Not many people know that I have a criminal record.
The stain on my character could have been avoided had I bribed the traffic cop, as was his fervent intent. Instead I was obliged to spend a day in the decrepit court buildings in the town of Nakuru in Kenya. Crumbling masonry and tottering filing cabinets posed a greater threat than the charge.
These memories of over 20 years ago were revived unexpectedly during a stint of jury service at Winchester Crown Court which ended last week. On first entering the courtroom I was disconcerted to observe that the door knob was secured in place by a generous application of Sellotape. Inside, the floor was criss-crossed with that black and yellow tape which warns of the presence of loose wiring.
Before the proceedings were far advanced, it became apparent that we were rerunning a trial that had been abandoned the previous week. Studio equipment required for the protection of witnesses had broken down. Then, as the prosecution announced its clinching evidence of a recorded telephone conversation, the tape vanished and we had to adjourn to allow the court to be searched.
At this point, my plan to present English justice as an example to developing countries was in some disarray. But the court eventually got its act together, restoring a proper contrast with the troubled judicial systems that I encounter in editing OneWorld Country Guides.
In too many countries, the law is compromised by judges who owe their positions to politicians, whose verdicts are for sale, or who are simply incompetent. The virtues of the UK system are well known but worth restating.
I could see in the Winchester case how the defendant’s rights to a fair trial were underpinned at three levels. The defence was conducted by a professional barrister through the legal aid scheme. The judge was scrupulously impartial and careful to ensure that the jury was properly briefed. The 12-person jury spent over three hours of sensitive and difficult deliberation before reaching a verdict.
This case came to court within 6 months of the charge. In India, a country with a tradition of respect for the law, the backlog of cases has rendered the judicial process something of a joke.
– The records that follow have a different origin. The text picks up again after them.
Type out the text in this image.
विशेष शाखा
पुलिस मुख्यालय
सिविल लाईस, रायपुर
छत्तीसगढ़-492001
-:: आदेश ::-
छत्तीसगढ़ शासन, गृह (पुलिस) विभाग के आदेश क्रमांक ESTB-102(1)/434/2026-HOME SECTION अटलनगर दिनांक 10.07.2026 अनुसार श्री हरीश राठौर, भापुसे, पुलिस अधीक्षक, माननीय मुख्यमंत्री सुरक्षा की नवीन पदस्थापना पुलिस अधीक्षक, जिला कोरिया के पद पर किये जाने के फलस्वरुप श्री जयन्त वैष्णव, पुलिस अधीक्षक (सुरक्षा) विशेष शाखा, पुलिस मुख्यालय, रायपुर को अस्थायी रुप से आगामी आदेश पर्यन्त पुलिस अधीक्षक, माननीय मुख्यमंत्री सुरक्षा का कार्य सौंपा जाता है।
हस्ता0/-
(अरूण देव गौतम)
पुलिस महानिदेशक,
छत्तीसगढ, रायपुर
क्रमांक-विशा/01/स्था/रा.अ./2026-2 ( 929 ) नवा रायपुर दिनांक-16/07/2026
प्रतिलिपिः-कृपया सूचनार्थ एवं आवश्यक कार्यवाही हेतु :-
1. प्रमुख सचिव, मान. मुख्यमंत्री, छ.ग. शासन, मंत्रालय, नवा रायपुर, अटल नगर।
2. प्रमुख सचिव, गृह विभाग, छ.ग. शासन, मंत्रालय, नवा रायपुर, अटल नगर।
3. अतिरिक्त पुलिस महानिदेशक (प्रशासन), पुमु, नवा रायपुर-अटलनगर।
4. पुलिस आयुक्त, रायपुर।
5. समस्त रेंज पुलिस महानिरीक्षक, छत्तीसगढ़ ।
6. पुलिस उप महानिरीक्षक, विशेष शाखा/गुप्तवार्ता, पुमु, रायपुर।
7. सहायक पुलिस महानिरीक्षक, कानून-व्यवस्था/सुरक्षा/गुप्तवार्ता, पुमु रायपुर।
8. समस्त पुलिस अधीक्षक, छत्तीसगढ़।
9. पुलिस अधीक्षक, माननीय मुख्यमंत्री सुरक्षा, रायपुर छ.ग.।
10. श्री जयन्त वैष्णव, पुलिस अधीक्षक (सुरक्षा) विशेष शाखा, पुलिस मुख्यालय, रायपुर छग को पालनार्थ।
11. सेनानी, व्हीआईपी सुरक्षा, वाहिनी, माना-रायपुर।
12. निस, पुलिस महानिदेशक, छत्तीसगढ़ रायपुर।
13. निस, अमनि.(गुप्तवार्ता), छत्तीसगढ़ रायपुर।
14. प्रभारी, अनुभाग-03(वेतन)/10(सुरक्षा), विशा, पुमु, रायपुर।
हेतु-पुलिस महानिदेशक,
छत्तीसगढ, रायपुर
Media headlines love the absurdity of assessing this backlog to be of the order of a hundred years or more.
Nonetheless, relating this jury experience to the context of my work leaves me less concerned with impartiality or bureaucracy in implementing laws than the failure to make them in the first place.
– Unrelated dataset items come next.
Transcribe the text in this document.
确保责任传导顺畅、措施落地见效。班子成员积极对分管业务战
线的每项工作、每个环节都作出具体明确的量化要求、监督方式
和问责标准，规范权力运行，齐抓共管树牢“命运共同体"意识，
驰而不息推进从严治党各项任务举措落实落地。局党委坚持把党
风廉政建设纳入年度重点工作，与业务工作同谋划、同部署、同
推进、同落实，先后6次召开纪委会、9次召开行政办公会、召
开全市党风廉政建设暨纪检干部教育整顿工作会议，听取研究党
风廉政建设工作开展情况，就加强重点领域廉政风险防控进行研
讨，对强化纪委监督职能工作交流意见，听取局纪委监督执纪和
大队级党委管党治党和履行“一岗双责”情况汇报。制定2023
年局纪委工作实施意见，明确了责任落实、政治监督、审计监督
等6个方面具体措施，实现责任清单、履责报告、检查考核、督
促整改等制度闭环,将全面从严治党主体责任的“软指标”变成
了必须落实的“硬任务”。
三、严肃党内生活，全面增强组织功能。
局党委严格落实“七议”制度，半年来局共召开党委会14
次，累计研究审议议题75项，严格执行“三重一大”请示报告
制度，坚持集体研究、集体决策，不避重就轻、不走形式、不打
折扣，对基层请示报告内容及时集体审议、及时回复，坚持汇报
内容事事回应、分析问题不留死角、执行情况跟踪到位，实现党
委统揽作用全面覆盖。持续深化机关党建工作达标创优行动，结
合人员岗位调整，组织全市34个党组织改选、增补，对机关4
The Winchester trial was concerned with adult sexual activity with an under age girl. In the developing world, domestic violence and sexual abuse have emerged as possibly the greatest concerns to human rights campaigners. In many countries the issues are barely understood, let alone the subject of legislation.
As our judge stressed repeatedly: “the law exists to protect children.” The corollary must be that, without laws, children’s rights remain at risk. The Sexual Offences Act 2003 and its predecessors have caused plenty of anguish in the UK but these laws trace our progress as much as the elimination of extreme poverty.